Held-out inference¶
After fitting, transform infers topic proportions (θ) for new, unseen
documents while holding the fitted topics (φ) fixed: a held-out test set, or
freshly collected texts.
import topica
model = topica.LDA(num_topics=20, seed=42)
model.fit(train_docs, iterations=1000)
theta = model.transform(new_docs, seed=0) # (len(new_docs), num_topics)
theta.argmax(axis=1) # dominant topic per new document
transform accepts a list[list[str]] or a Corpus. Out-of-vocabulary tokens
are dropped; a document with no in-vocabulary tokens gets the prior. Rows sum to
1, and results are deterministic for a fixed seed.
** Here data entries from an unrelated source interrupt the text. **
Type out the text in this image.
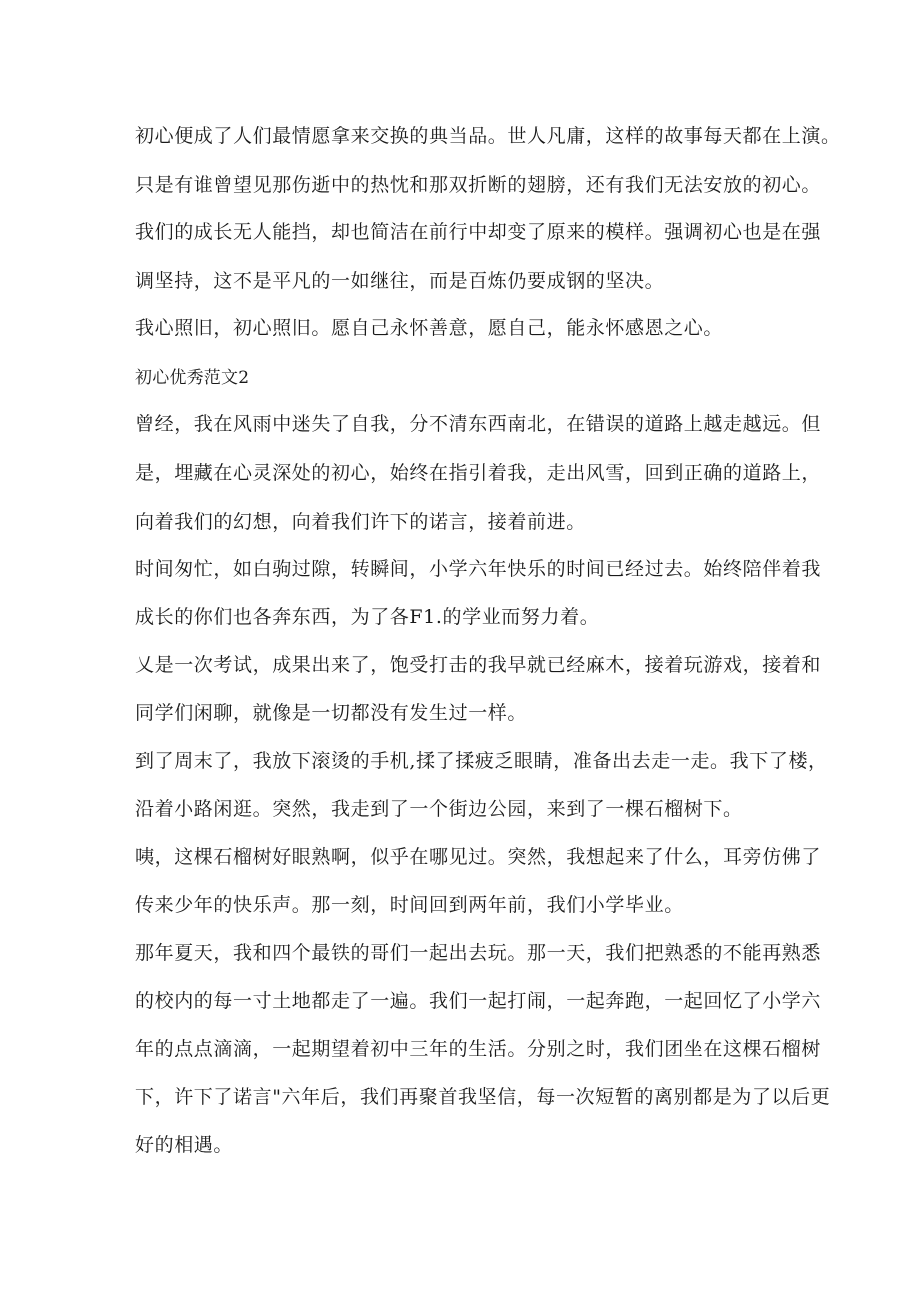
初心便成了人们最情愿拿来交换的典当品。世人凡庸，这样的故事每天都在上演。
只是有谁曾望见那伤逝中的热忱和那双折断的翅膀，还有我们无法安放的初心。
我们的成长无人能挡，却也简洁在前行中却变了原来的模样。强调初心也是在强
调坚持，这不是平凡的一如继往，而是百炼仍要成钢的坚决。
我心照旧，初心照旧。愿自己永怀善意，愿自己，能永怀感恩之心。
初心优秀范文2
曾经，我在风雨中迷失了自我，分不清东西南北，在错误的道路上越走越远。但
是，埋藏在心灵深处的初心，始终在指引着我，走出风雪，回到正确的道路上，
向着我们的幻想，向着我们许下的诺言，接着前进。
时间匆忙，如白驹过隙，转瞬间，小学六年快乐的时间已经过去。始终陪伴着我
成长的你们也各奔东西，为了各F1.的学业而努力着。
乂是一次考试，成果出来了，饱受打击的我早就已经麻木，接着玩游戏，接着和
同学们闲聊，就像是一切都没有发生过一样。
到了周末了，我放下滚烫的手机,揉了揉疲乏眼睛，准备出去走一走。我下了楼，
沿着小路闲逛。突然，我走到了一个街边公园，来到了一棵石榴树下。
咦，这棵石榴树好眼熟啊，似乎在哪见过。突然，我想起来了什么，耳旁仿佛了
传来少年的快乐声。那一刻，时间回到两年前，我们小学毕业。
那年夏天，我和四个最铁的哥们一起出去玩。那一天，我们把熟悉的不能再熟悉
的校内的每一寸土地都走了一遍。我们一起打闹，一起奔跑，一起回忆了小学六
年的点点滴滴，一起期望着初中三年的生活。分别之时，我们团坐在这棵石榴树
下，许下了诺言"六年后，我们再聚首我坚信，每一次短暂的离别都是为了以后更
好的相遇。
Available across the model families¶
Each model uses the same inference it uses at fit time:
| Model | Inference |
|---|---|
LDA, LabeledLDA, SupervisedLDA |
collapsed Gibbs against fixed φ |
HDP |
collapsed Gibbs over the discovered topics |
DMR |
collapsed Gibbs with α_d = exp(Xγ); pass held-out features |
CTM, STM |
Laplace variational E-step against the logistic-normal prior |
For CTM / STM, the variational transform reproduces the model's own
training θ to ~1e-3. It is the same inference R's stm runs in
fitNewDocuments, not an approximation.